Committee Votes to Add E-Cigarettes to Lexington Smoking Ban; Issue to Go Before Full Council



Lexington is likely to join a growing number of Kentucky communities in banning electronic cigarettes in most indoor workplaces.

On Tuesday, the Urban County Council’s General Government Committee voted 8-0 to add e-cigarettes to a 2003 citywide smoking ban despite pleas from e-cigarette users that the nicotine-delivery device helps them stop smoking cigarettes.

The issue will go before the council for a full vote in coming weeks. No council member spoke against the ban during Tuesday’s discussion.

Carol Riker of the University of Kentucky Center for Smoke-Free Policy told the council Tuesday that seven Kentucky cities have banned e-cigarettes. Gov. Steve Beshear included e-cigarettes in a recent ban on smoking on all state property.

Riker said studies have shown that the vapor released from e-cigarettes contains harmful and toxic substances.

“The science is strong that e-cigarettes pollute the air,” Riker said. Some of the substances found in e-cigarette vapor include formaldehyde.

Riker said the U.S. Food and Drug Administration does not regulate electronic cigarettes, and it’s not clear what’s in them.

Other proponents of electronic cigarette bans say that some of the devices also look a lot like regular cigarettes, making it difficult for people to enforce smoking bans.

Tony Florence, one of the owners of 723 Vapor, a Lexington electronic-cigarette store, said there are dozens of studies showing that e-cigarette vapor is not toxic. Florence showed the council some of those studies Tuesday.

“The science does not support it,” Florence said of claims that vapor from electronic cigarettes is harmful to other people. Florence said many studies showing that electronic cigarette vapor is harmful are financed by tobacco companies, which have lost business to the alternate nicotine-delivery system.
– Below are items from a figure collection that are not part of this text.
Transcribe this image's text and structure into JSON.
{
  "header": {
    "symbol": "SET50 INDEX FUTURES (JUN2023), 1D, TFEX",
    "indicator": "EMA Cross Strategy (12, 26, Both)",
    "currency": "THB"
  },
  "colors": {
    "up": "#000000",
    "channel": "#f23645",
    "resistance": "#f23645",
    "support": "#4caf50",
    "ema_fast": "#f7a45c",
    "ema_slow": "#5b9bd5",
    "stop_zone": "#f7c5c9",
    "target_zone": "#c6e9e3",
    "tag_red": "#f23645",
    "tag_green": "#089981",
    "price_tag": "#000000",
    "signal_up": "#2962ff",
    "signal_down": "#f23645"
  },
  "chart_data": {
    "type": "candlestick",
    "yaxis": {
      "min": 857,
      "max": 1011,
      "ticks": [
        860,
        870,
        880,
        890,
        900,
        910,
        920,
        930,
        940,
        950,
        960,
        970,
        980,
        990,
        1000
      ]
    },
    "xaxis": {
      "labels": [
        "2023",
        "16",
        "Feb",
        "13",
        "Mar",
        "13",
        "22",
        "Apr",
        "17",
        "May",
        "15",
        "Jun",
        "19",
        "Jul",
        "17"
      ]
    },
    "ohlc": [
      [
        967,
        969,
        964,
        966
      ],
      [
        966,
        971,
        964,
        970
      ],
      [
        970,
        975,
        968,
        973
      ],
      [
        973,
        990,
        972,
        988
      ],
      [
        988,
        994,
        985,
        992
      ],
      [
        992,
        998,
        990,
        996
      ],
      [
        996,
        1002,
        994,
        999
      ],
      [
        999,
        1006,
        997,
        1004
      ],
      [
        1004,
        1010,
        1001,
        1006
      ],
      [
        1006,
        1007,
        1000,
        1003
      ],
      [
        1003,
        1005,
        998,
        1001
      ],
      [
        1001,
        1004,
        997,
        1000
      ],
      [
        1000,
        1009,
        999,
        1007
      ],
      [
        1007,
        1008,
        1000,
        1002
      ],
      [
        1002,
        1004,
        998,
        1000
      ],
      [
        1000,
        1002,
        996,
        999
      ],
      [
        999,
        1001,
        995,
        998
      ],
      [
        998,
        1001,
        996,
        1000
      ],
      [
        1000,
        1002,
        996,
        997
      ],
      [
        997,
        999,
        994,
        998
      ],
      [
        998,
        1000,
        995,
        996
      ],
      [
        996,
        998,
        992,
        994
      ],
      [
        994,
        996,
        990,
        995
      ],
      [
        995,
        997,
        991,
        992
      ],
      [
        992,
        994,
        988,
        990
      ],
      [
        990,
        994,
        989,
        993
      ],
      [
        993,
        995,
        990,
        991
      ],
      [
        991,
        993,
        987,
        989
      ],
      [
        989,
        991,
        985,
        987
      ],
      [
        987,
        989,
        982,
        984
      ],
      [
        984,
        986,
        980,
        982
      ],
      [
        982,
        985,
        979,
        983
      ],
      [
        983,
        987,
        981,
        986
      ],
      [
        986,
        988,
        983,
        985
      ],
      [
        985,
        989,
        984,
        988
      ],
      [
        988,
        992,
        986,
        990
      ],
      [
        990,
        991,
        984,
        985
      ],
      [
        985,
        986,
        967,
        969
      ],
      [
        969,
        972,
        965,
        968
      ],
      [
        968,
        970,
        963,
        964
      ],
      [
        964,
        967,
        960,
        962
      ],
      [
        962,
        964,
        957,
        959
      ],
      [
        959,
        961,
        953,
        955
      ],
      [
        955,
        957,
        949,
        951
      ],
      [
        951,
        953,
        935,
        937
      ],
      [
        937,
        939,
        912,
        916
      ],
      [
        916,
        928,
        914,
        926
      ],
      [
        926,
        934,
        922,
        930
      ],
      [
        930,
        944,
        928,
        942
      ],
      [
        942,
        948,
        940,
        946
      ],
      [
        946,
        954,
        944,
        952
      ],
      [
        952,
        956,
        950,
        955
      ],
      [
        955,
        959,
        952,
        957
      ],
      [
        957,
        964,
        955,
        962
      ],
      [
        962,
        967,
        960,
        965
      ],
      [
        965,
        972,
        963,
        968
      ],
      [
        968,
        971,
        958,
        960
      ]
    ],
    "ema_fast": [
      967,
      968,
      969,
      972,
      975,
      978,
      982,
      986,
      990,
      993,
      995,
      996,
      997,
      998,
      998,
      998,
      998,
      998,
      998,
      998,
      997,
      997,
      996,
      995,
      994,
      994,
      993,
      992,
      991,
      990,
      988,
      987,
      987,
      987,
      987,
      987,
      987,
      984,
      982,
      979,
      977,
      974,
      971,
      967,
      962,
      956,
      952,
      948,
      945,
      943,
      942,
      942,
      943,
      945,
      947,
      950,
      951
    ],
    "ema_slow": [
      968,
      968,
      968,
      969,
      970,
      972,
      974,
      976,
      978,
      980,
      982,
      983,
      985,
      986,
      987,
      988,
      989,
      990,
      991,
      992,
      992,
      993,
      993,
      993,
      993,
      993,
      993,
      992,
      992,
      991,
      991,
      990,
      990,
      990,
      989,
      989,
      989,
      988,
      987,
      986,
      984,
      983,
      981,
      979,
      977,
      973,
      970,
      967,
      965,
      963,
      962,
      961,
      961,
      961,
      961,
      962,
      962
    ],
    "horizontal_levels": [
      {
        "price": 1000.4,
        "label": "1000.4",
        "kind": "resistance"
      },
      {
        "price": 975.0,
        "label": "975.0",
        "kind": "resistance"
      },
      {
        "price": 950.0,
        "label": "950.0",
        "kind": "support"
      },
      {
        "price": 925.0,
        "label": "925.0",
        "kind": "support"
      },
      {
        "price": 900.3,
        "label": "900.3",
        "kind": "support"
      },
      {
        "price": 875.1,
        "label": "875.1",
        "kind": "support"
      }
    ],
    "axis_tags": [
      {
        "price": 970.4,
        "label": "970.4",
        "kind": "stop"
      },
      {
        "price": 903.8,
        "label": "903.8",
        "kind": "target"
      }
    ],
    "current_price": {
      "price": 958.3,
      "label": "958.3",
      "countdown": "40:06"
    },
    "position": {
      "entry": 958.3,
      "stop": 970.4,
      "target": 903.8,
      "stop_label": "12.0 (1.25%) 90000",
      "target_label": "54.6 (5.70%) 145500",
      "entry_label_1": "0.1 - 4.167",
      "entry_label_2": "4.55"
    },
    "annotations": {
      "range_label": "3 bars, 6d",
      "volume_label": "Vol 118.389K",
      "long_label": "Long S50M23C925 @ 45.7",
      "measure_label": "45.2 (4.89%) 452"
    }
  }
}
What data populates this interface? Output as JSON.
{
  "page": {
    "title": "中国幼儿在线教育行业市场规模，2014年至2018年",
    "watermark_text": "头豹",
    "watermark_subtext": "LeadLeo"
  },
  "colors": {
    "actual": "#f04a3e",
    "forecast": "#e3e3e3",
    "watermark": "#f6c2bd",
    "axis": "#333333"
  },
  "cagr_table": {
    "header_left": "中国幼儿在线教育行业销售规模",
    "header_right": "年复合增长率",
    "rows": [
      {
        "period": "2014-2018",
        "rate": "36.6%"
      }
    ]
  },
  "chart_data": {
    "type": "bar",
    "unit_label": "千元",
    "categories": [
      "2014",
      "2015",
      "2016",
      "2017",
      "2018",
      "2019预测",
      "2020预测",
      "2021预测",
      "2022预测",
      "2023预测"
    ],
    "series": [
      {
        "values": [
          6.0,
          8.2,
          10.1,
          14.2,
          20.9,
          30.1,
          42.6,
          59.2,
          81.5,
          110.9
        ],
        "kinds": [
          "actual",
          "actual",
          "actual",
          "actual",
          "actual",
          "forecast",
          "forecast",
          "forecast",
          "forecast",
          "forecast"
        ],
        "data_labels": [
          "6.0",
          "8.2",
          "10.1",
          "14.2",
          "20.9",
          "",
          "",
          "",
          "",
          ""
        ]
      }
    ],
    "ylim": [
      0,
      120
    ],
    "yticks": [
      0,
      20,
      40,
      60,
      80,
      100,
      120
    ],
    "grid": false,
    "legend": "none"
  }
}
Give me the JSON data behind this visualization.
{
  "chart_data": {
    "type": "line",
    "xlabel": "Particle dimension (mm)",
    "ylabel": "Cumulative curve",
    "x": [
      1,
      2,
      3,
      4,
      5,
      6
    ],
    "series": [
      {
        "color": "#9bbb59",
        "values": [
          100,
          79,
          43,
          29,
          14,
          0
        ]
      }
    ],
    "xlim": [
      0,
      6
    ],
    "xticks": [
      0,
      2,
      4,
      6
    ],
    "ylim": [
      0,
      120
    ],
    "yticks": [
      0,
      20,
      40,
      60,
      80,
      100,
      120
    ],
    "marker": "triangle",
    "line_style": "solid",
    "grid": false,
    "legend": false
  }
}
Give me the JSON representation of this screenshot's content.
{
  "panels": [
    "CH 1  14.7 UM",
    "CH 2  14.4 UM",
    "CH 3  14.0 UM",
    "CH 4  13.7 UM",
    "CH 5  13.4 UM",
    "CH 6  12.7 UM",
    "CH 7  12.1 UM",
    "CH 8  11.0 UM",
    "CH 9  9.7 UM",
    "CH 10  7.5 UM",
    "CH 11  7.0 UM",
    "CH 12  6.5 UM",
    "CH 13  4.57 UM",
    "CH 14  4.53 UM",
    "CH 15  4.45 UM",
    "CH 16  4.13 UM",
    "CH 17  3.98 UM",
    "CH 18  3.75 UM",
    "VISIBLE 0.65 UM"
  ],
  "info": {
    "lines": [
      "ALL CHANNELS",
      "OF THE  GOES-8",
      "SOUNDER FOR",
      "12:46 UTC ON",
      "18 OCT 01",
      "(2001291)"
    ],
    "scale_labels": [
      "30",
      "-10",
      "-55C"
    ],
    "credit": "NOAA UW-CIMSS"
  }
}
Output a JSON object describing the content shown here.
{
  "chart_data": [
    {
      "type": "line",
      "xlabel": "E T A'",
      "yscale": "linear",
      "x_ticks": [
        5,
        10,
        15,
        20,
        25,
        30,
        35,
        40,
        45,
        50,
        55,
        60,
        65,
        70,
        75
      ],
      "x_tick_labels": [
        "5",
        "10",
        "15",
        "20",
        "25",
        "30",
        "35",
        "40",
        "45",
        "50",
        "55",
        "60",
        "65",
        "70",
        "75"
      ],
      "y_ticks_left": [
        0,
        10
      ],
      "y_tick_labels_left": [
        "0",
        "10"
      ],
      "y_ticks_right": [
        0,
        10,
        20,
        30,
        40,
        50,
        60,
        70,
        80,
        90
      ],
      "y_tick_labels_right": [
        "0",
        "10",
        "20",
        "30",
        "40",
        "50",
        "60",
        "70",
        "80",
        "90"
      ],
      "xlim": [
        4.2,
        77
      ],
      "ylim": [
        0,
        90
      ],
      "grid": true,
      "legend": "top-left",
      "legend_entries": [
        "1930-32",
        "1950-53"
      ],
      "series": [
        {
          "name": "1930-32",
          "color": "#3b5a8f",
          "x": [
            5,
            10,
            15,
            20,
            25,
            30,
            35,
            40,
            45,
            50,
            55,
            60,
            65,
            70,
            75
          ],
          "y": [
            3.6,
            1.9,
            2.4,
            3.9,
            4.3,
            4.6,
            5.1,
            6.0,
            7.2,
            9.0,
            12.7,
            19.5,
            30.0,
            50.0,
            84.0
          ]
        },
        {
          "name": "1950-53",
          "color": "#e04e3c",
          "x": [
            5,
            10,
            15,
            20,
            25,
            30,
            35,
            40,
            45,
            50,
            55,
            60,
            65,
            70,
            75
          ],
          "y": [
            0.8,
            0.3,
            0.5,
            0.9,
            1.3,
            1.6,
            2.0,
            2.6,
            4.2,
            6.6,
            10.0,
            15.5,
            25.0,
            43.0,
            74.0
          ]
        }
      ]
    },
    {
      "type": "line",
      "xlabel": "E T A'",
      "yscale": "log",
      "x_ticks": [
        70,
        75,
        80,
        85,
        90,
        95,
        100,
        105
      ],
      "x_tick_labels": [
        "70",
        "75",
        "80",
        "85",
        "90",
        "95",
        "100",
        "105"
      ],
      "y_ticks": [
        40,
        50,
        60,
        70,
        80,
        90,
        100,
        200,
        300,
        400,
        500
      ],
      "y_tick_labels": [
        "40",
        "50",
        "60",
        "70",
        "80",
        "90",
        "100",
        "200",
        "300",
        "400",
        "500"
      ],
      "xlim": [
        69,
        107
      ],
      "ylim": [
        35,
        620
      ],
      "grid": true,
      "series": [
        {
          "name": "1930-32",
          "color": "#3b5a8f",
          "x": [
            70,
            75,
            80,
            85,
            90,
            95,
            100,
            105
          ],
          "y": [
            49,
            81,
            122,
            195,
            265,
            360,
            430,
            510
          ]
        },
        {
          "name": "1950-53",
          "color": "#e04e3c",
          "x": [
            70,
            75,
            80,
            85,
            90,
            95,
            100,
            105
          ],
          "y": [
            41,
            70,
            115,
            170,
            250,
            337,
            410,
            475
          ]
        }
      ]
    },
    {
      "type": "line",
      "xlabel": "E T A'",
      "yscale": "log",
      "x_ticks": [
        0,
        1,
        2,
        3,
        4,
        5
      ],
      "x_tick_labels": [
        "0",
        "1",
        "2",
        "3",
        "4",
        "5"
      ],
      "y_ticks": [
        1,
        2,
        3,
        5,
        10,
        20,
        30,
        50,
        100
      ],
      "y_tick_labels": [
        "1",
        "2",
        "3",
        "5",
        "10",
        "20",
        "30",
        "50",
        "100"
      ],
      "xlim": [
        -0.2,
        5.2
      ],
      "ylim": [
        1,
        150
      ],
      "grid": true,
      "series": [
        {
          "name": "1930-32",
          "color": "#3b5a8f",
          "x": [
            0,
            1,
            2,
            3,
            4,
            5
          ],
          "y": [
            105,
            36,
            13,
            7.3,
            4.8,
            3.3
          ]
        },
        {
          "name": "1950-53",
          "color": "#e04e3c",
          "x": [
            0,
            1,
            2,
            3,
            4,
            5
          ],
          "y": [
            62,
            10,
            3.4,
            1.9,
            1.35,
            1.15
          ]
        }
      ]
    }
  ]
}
Anthony Landrum of Lexington told the council that electronic cigarettes helped him quit smoking. Other smoking cessation aids, such as gum, and stop-smoking pills such as Chantix did not work. E-cigarettes are the only thing that have helped him quit, he said.

Vice Mayor Linda Gorton, who proposed the ban on e-cigarettes, said when the council originally passed the 2003 smoking ban, the council heard several doomsday scenarios, including that businesses would close. None of those predictions came true.

“Our public loves clean indoor air,” Gorton said. Including electronic cigarettes in the indoor smoking ban for most workplaces will not stop people from using electronic cigarettes. They can still use them, just not indoors, she said.

Florence said he’s not sure what will happen to his store — and the nearly dozen e-cigarette stores in Lexington — if council passes the ban on e-cigarettes.

“They may have just sent us out of business,” Florence said after Tuesday’s meeting.

E-cigarette shops are not excluded from the ban. Florence and other e-cigarette users said they frequently smoke in vapor stores to try various flavors.

Ashley Engle, co-owner of 723 Vapor, said the owners don’t want their shops to be considered tobacco stores, which are exempt under the current 2003 ordinance. Nearly everyone who smokes electronic cigarettes is trying desperately to quit smoking, she said. “We’re in limbo,” Engle said.

If Lexington bans e-cigarettes, it will be the largest city in Kentucky to do so. Other Kentucky cities that have included e-cigarettes in their indoor smoking ban include Berea, Bardstown, Danville, Glasgow, Manchester, Richmond and Versailles.